Vinte e um estados e o DF registram tendência de queda de casos de SRAG

Os casos de síndrome respiratória aguda grave (SRAG) mantiveram tendência de queda na análise divulgada ontem pelo Boletim Infogripe, da Fundação Oswaldo Cruz (Fiocruz). Em 22 das 27 unidades da Federação, a observação das últimas seis semanas indicou um cenário de redução da incidência, enquanto a avaliação das últimas três semanas apontou sinal de estabilidade ou também de queda.

Os casos de SRAG funcionam como um importante parâmetro de monitoramento da pandemia porque a síndrome é uma das complicações da Covid-19. Segundo a Fiocruz, 90% dos casos de SRAG causados por vírus nas últimas quatro semanas podem ser atribuídos ao SARS-CoV-2.

O boletim mostra que Tocantins e Roraima tiveram sinal de crescimento na análise das últimas três semanas, enquanto Acre e Piauí apresentaram tendência de alta da incidência de SRAG na análise das últimas seis semanas.

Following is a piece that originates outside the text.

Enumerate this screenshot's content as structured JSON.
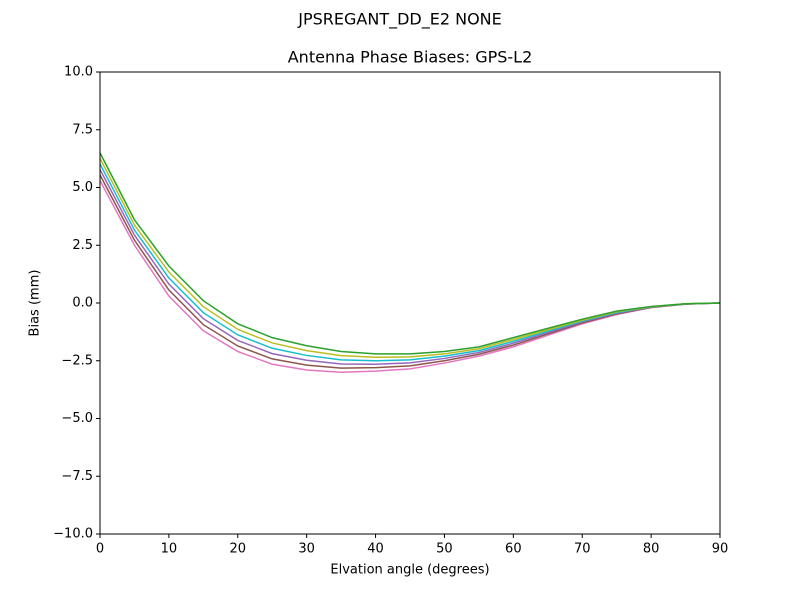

Entre as capitais, apenas três apresentam sinal de crescimento na tendência de mais longo prazo: Boa Vista, Cuiabá e Teresina. Em Belém, Rio de Janeiro e Vitória houve indicação de crescimento na análise das últimas três semanas.

Assim como os casos de Covid, as SRAGs tiveram alta desde o começo do ano, indicando a circulação da variante Ômicron da Covid e da H3N2, da Influenza nos estados.